Murray made the breakthrough nine months after hiring Hall of Famer Ivan Lendl as his coach. Under Lendl’s tutelage, the Scot reached his first Wimbledon final, but wept upon losing to Roger Federer. Four weeks later, Murray avenged the defeat by winning Olympic gold for Britain on the same hallowed court. The triumph fully endeared him to a wary British public, which the younger Murray had alienated by making a point to say that the U.S. Open, rather than Wimbledon, was his favorite Grand Slam, and correcting those who identified him as a Brit rather than a Scot.

“He is one of the greatest players to ever play,” Murray said of Lendl, 52, who also lost the finals of his first four majors before winning the 1984 French Open, then amassing seven more majors before retiring. “It’s great to have him supporting me in tough moments.”

Monday’s first set alone lasted 87 minutes and was worth the price of admission, highlighted by a 54-stroke rally that Djokovic won in the sixth game. With neither giving an inch, a tiebreaker was needed to settle it. After falling behind 3-5 in the tiebreaker, Murray erupted in an expletive filled rant of self-recrimination. Serving with the wind behind, Murray finally closed the tiebreaker on his sixth set point.

The Scot then rolled to a 4-0 lead in the second set. But Djokovic stormed back to level at five games each, only to flub an overhead that handed Murray two set points. And on an errant forehand, all of the Serb’s heroic work was erased. Murray took a two-sets-to-none lead.

Djokovic conceded nothing, winning the third set.

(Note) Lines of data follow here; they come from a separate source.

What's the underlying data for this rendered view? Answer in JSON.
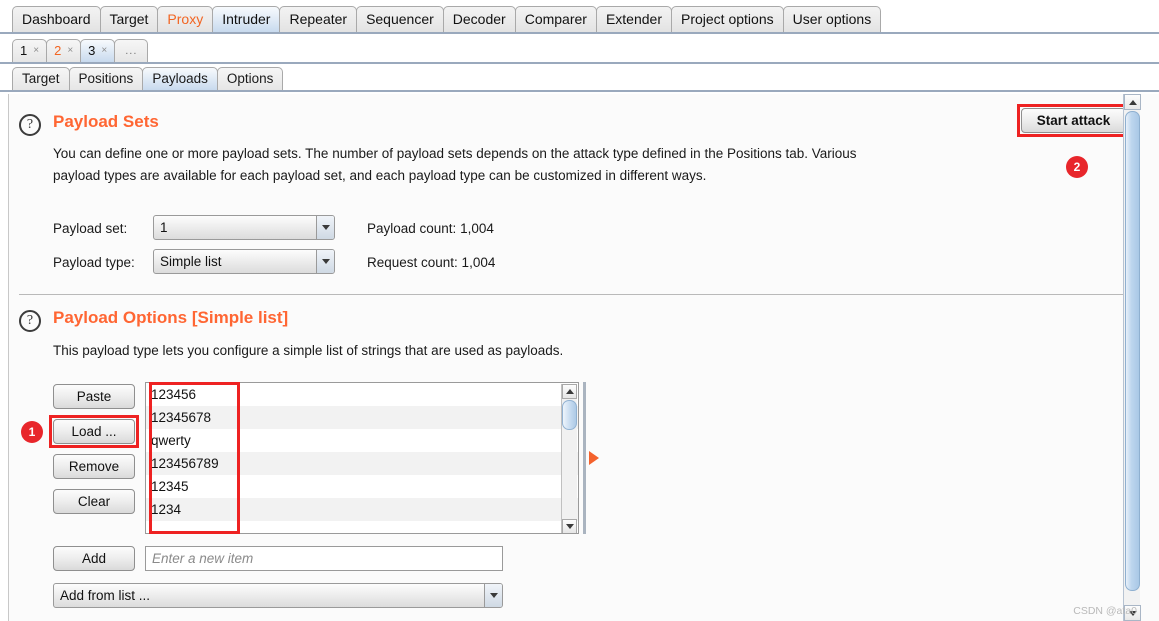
{
  "main_tabs": [
    {
      "label": "Dashboard",
      "state": "normal"
    },
    {
      "label": "Target",
      "state": "normal"
    },
    {
      "label": "Proxy",
      "state": "active-orange"
    },
    {
      "label": "Intruder",
      "state": "selected"
    },
    {
      "label": "Repeater",
      "state": "normal"
    },
    {
      "label": "Sequencer",
      "state": "normal"
    },
    {
      "label": "Decoder",
      "state": "normal"
    },
    {
      "label": "Comparer",
      "state": "normal"
    },
    {
      "label": "Extender",
      "state": "normal"
    },
    {
      "label": "Project options",
      "state": "normal"
    },
    {
      "label": "User options",
      "state": "normal"
    }
  ],
  "attack_tabs": [
    {
      "label": "1",
      "close": "×",
      "state": "normal"
    },
    {
      "label": "2",
      "close": "×",
      "state": "orange"
    },
    {
      "label": "3",
      "close": "×",
      "state": "selected"
    },
    {
      "label": "...",
      "close": "",
      "state": "dots"
    }
  ],
  "sub_tabs": [
    {
      "label": "Target",
      "state": "normal"
    },
    {
      "label": "Positions",
      "state": "normal"
    },
    {
      "label": "Payloads",
      "state": "selected"
    },
    {
      "label": "Options",
      "state": "normal"
    }
  ],
  "payload_sets": {
    "help_glyph": "?",
    "title": "Payload Sets",
    "desc_line1": "You can define one or more payload sets. The number of payload sets depends on the attack type defined in the Positions tab. Various",
    "desc_line2": "payload types are available for each payload set, and each payload type can be customized in different ways.",
    "payload_set_label": "Payload set:",
    "payload_set_value": "1",
    "payload_type_label": "Payload type:",
    "payload_type_value": "Simple list",
    "payload_count_label": "Payload count:  1,004",
    "request_count_label": "Request count:  1,004"
  },
  "payload_options": {
    "help_glyph": "?",
    "title": "Payload Options [Simple list]",
    "desc": "This payload type lets you configure a simple list of strings that are used as payloads.",
    "buttons": {
      "paste": "Paste",
      "load": "Load ...",
      "remove": "Remove",
      "clear": "Clear",
      "add": "Add"
    },
    "list_items": [
      "123456",
      "12345678",
      "qwerty",
      "123456789",
      "12345",
      "1234"
    ],
    "new_item_placeholder": "Enter a new item",
    "add_from_list_value": "Add from list ..."
  },
  "toolbar": {
    "start_attack_label": "Start attack"
  },
  "annotations": {
    "badge_one": "1",
    "badge_two": "2"
  },
  "watermark": "CSDN @ata0",
  "colors": {
    "accent_orange": "#ff6633",
    "annotation_red": "#ee2222",
    "badge_red": "#e8262b",
    "tab_selected_blue": "#c8daee"
  }
}
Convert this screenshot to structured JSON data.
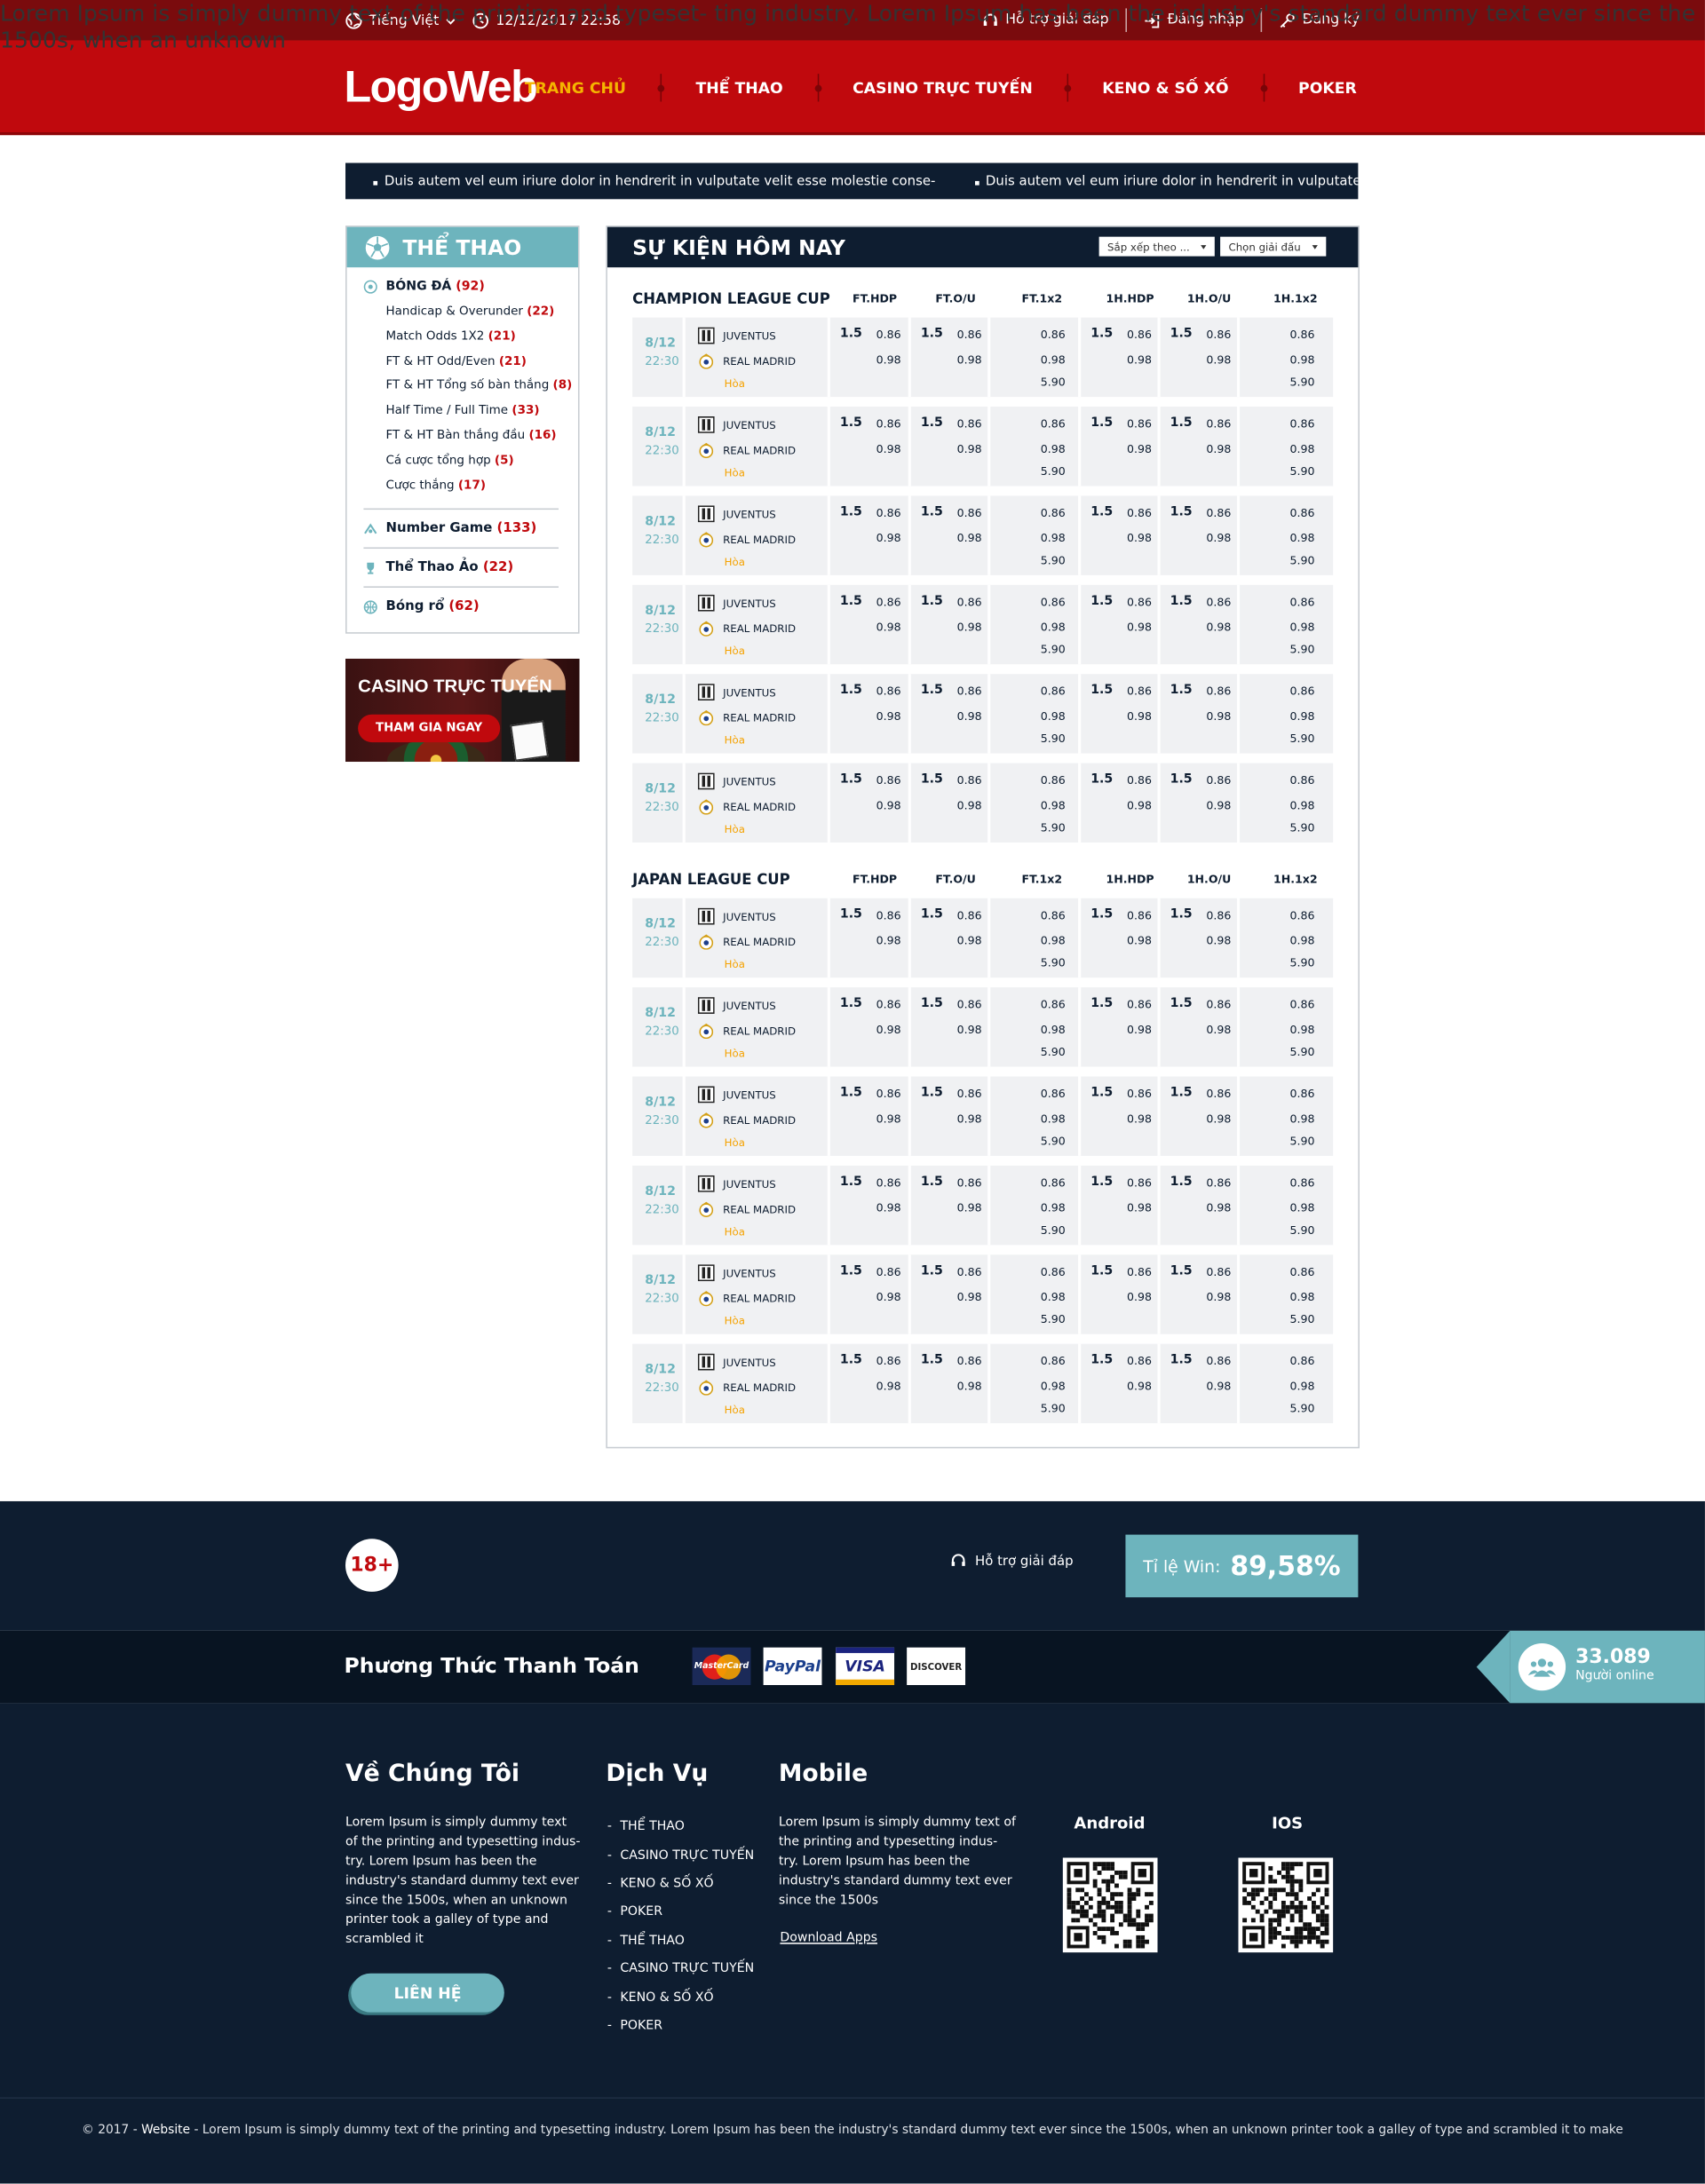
{
  "topbar": {
    "language": "Tiếng Việt",
    "datetime": "12/12/2017 22:58",
    "support": "Hỗ trợ giải đáp",
    "login": "Đăng nhập",
    "register": "Đăng ký"
  },
  "header": {
    "logo": "LogoWeb",
    "nav": [
      "TRANG CHỦ",
      "THỂ THAO",
      "CASINO TRỰC TUYẾN",
      "KENO & SỐ XỐ",
      "POKER"
    ],
    "active_nav": "TRANG CHỦ"
  },
  "ticker": [
    "Duis autem vel eum iriure dolor in hendrerit in vulputate velit esse molestie conse-",
    "Duis autem vel eum iriure dolor in hendrerit in vulputate"
  ],
  "sidebar": {
    "title": "THỂ THAO",
    "main_category": {
      "label": "BÓNG ĐÁ",
      "count": "(92)"
    },
    "sub_items": [
      {
        "label": "Handicap & Overunder",
        "count": "(22)"
      },
      {
        "label": "Match Odds 1X2",
        "count": "(21)"
      },
      {
        "label": "FT & HT Odd/Even",
        "count": "(21)"
      },
      {
        "label": "FT & HT Tổng số bàn thắng",
        "count": "(8)"
      },
      {
        "label": "Half Time / Full Time",
        "count": "(33)"
      },
      {
        "label": "FT & HT Bàn thắng đầu",
        "count": "(16)"
      },
      {
        "label": "Cá cược tổng hợp",
        "count": "(5)"
      },
      {
        "label": "Cược thắng",
        "count": "(17)"
      }
    ],
    "other_categories": [
      {
        "label": "Number Game",
        "count": "(133)",
        "icon": "number-game-icon"
      },
      {
        "label": "Thể Thao Ảo",
        "count": "(22)",
        "icon": "trophy-icon"
      },
      {
        "label": "Bóng rổ",
        "count": "(62)",
        "icon": "basketball-icon"
      }
    ]
  },
  "banner": {
    "title": "CASINO TRỰC TUYẾN",
    "button": "THAM GIA NGAY"
  },
  "events": {
    "title": "SỰ KIỆN HÔM NAY",
    "sort_select": "Sắp xếp theo ...",
    "league_select": "Chọn giải đấu",
    "columns": [
      "FT.HDP",
      "FT.O/U",
      "FT.1x2",
      "1H.HDP",
      "1H.O/U",
      "1H.1x2"
    ],
    "leagues": [
      {
        "name": "CHAMPION LEAGUE CUP",
        "match_count": 6
      },
      {
        "name": "JAPAN LEAGUE CUP",
        "match_count": 6
      }
    ],
    "match": {
      "date": "8/12",
      "time": "22:30",
      "home": "JUVENTUS",
      "away": "REAL MADRID",
      "draw": "Hòa",
      "hdp_line": "1.5",
      "odd_top": "0.86",
      "odd_bottom": "0.98",
      "odd_draw": "5.90"
    }
  },
  "footer": {
    "age": "18+",
    "desc": "Lorem Ipsum is simply dummy text of the printing and typeset- ting industry. Lorem Ipsum has been the industry's standard dummy text ever since the 1500s, when an unknown",
    "support": "Hỗ trợ giải đáp",
    "win_label": "Tỉ lệ Win:",
    "win_value": "89,58%",
    "payment_title": "Phương Thức Thanh Toán",
    "payments": [
      "MasterCard",
      "PayPal",
      "VISA",
      "DISCOVER"
    ],
    "online_count": "33.089",
    "online_label": "Người online",
    "about_title": "Về Chúng Tôi",
    "about_text": "Lorem Ipsum is simply dummy text of the printing and typesetting indus- try. Lorem Ipsum has been the industry's standard dummy text ever since the 1500s, when an unknown printer took a galley of type and scrambled it",
    "contact_button": "LIÊN HỆ",
    "services_title": "Dịch Vụ",
    "services": [
      "THỂ THAO",
      "CASINO TRỰC TUYẾN",
      "KENO & SỐ XỐ",
      "POKER",
      "THỂ THAO",
      "CASINO TRỰC TUYẾN",
      "KENO & SỐ XỐ",
      "POKER"
    ],
    "mobile_title": "Mobile",
    "mobile_text": "Lorem Ipsum is simply dummy text of the printing and typesetting indus- try. Lorem Ipsum has been the industry's standard dummy text ever since the 1500s",
    "download": "Download Apps",
    "android": "Android",
    "ios": "IOS",
    "copyright_year": "© 2017 -",
    "copyright_site": "Website",
    "copyright_text": "- Lorem Ipsum is simply dummy text of the printing and typesetting industry. Lorem Ipsum has been the industry's standard dummy text ever since the 1500s, when an unknown printer took a galley of type and scrambled it to make"
  },
  "colors": {
    "brand_red": "#c0090d",
    "dark_navy": "#0e1d30",
    "teal": "#6db4bd",
    "draw_orange": "#f5a200"
  }
}
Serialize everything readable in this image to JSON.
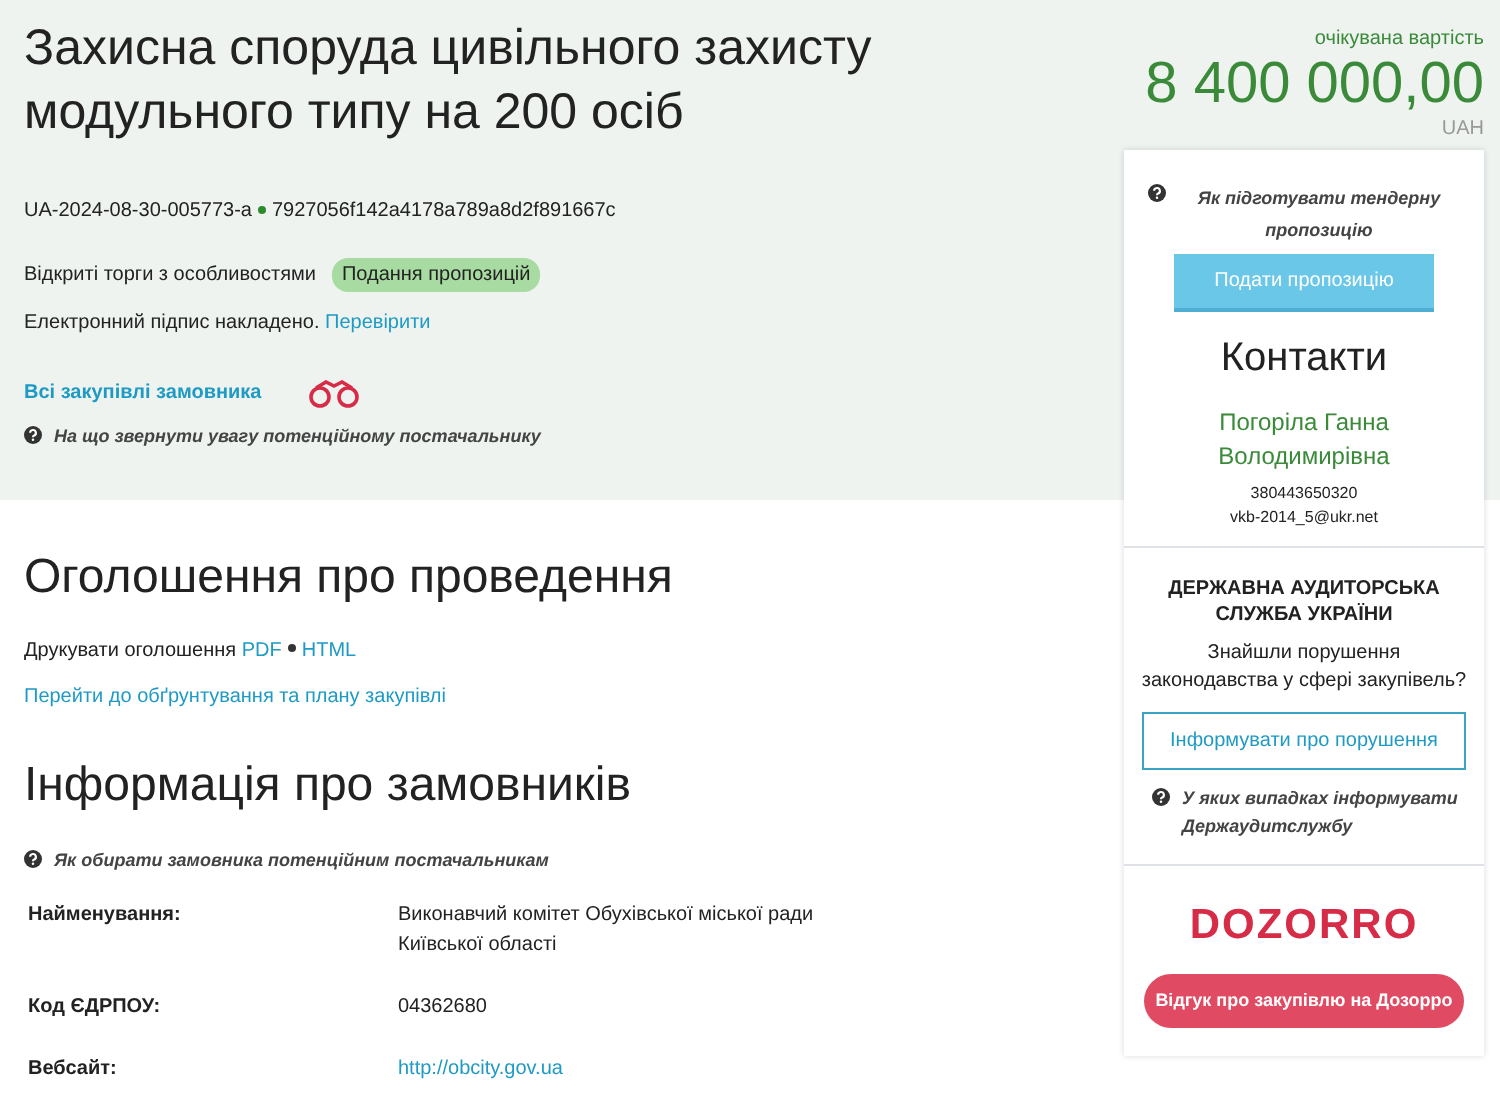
{
  "tender": {
    "title": "Захисна споруда цивільного захисту модульного типу на 200 осіб",
    "id": "UA-2024-08-30-005773-a",
    "hash": "7927056f142a4178a789a8d2f891667c",
    "procedure": "Відкриті торги з особливостями",
    "status": "Подання пропозицій",
    "signature_text": "Електронний підпис накладено.",
    "signature_link": "Перевірити",
    "buyer_link": "Всі закупівлі замовника",
    "hint": "На що звернути увагу потенційному постачальнику"
  },
  "price": {
    "label": "очікувана вартість",
    "amount": "8 400 000,00",
    "currency": "UAH"
  },
  "announcement": {
    "heading": "Оголошення про проведення",
    "print_label": "Друкувати оголошення",
    "print_links": [
      "PDF",
      "HTML"
    ],
    "plan_link": "Перейти до обґрунтування та плану закупівлі"
  },
  "buyers": {
    "heading": "Інформація про замовників",
    "hint": "Як обирати замовника потенційним постачальникам",
    "rows": [
      {
        "label": "Найменування:",
        "value": "Виконавчий комітет Обухівської міської ради Київської області",
        "kind": "text"
      },
      {
        "label": "Код ЄДРПОУ:",
        "value": "04362680",
        "kind": "text"
      },
      {
        "label": "Вебсайт:",
        "value": "http://obcity.gov.ua",
        "kind": "link"
      }
    ]
  },
  "sidebar": {
    "hint": "Як підготувати тендерну пропозицію",
    "submit_button": "Подати пропозицію",
    "contacts_heading": "Контакти",
    "contact_name": "Погоріла Ганна Володимирівна",
    "phone": "380443650320",
    "email": "vkb-2014_5@ukr.net",
    "audit_title": "ДЕРЖАВНА АУДИТОРСЬКА СЛУЖБА УКРАЇНИ",
    "audit_question": "Знайшли порушення законодавства у сфері закупівель?",
    "audit_button": "Інформувати про порушення",
    "audit_hint": "У яких випадках інформувати Держаудитслужбу",
    "dozorro_logo": "DOZORRO",
    "dozorro_button": "Відгук про закупівлю на Дозорро"
  }
}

Djokovic seemed the fitter man, mentally and physically, as the match crept into its fourth hour. The Serb gamely attacked short balls, seizing any opportunity to charge the net. He broke Murray to open the fourth set.

“Jelly!” the Scot yelled, berating his lazy legs.

Murray capped a 30-stroke rally with a forehand winner that sent the Serb tumbling and drew a standing ovation. But Djokovic forged on, breaking the Scot twice to force a fifth set.

Murray broke Djokovic to open the decisive set. And after consolidating the break with terrific serves and tough defense, the Scot flapped his arms at the crowd, whose loyalty was in play in all night, rooting only for more tennis. “Come on! Come on!” the Scot yelled.

He took a 3-0 lead on a second break, only to hand it back to Djokovic, who reeled off two successive games.

But the Serb started cramping, serving at 2-4.

The match was on the Scot’s racket, serving at 5-2. And the match ended when the Serb sent a final service return long.

“I really tried my best,” Djokovic said. “I gave it all. It was a tremendous match to be a part of.”